Active defense decoys. Using highly realistic but fake documents, security professionals can “set traps” for would-be cybercriminals (both internal and external). Strategically placing decoy documents within the public cloud share uses proven techniques to detect adversaries earlier in the lifecycle of an attack. By staging decoys within the operational network, security professionals gain the same benefits of honeynets, but without the hassle of managing and deploying phony networks.
Decoys strategically placed within the operational networks avoids the risk that attackers will not penetrate a honeynet.
When executed properly, an active defense strategy changes the asymmetry of cybersecurity, giving defenders the advantage.

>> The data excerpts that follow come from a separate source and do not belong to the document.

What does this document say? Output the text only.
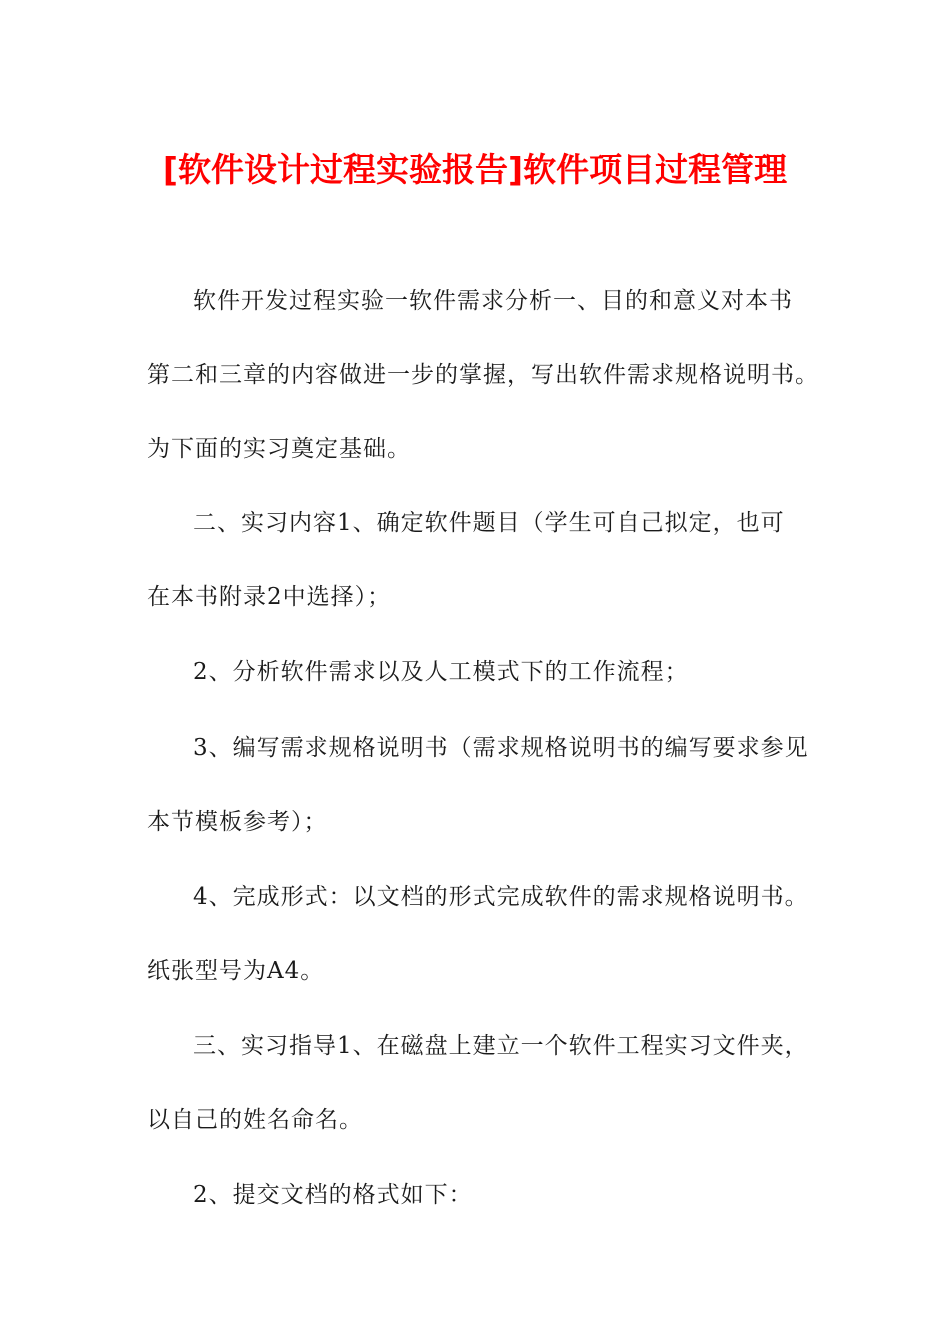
[软件设计过程实验报告]软件项目过程管理
软件开发过程实验一软件需求分析一、目的和意义对本书
第二和三章的内容做进一步的掌握，写出软件需求规格说明书。
为下面的实习奠定基础。
二、实习内容1、确定软件题目（学生可自己拟定，也可
在本书附录2中选择）；
2、分析软件需求以及人工模式下的工作流程；
3、编写需求规格说明书（需求规格说明书的编写要求参见
本节模板参考）；
4、完成形式：以文档的形式完成软件的需求规格说明书。
纸张型号为A4。
三、实习指导1、在磁盘上建立一个软件工程实习文件夹，
以自己的姓名命名。
2、提交文档的格式如下：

Real-world examples of active defense decoys:
Ransomware Attacker Revealed. A large telecom company experienced a ransomware attack that seemingly utilized portions of the NSA leaked malware. Post-attack forensics determined that the adversary had penetrated the organization through a vulnerable set-top box, which then allowed the attacker to riffle through the organization’s folders and directories and encrypt the data on a corporate server. Identifying this attacker, thwarting the attack in its final stages and not paying the ransom became a top priority. In order to receive the ransom in bitcoin, communication between attacker and target was conducted via the Tor chat protocol. The telecom company claimed that it had paid the bitcoin ransom, but in actuality it had not. Instead, the company’s CISO used a decoy document disguised as a bitcoin payment page. The attacker received the confirmation page over Tor and proceeded to open and review the document on his phone. The decoy triggered an alert upon opening, and conveyed geofencing and telemetry insights that allowed the security team to reveal the attacker via his phone service provider.
A Greedy Insider’s Plans Are Foiled. A large enterprise experienced a stock-tampering case that demonstrated a financial fraud attack. The company was suspicious that a rogue insider had been accessing confidential files about the company’s financial performance, and illegally benefiting from inside knowledge of an impending acquisition. It was clear that the insider was leaking and manipulating news about the target company to affect its market valuation. Decoy documents containing compelling information about the target company were strategically placed in file shares. One of the documents was later opened externally at the home of the alleged inside attacker, triggering an alert, surfacing his identity and providing proof for law enforcement. The FBI then did its duty.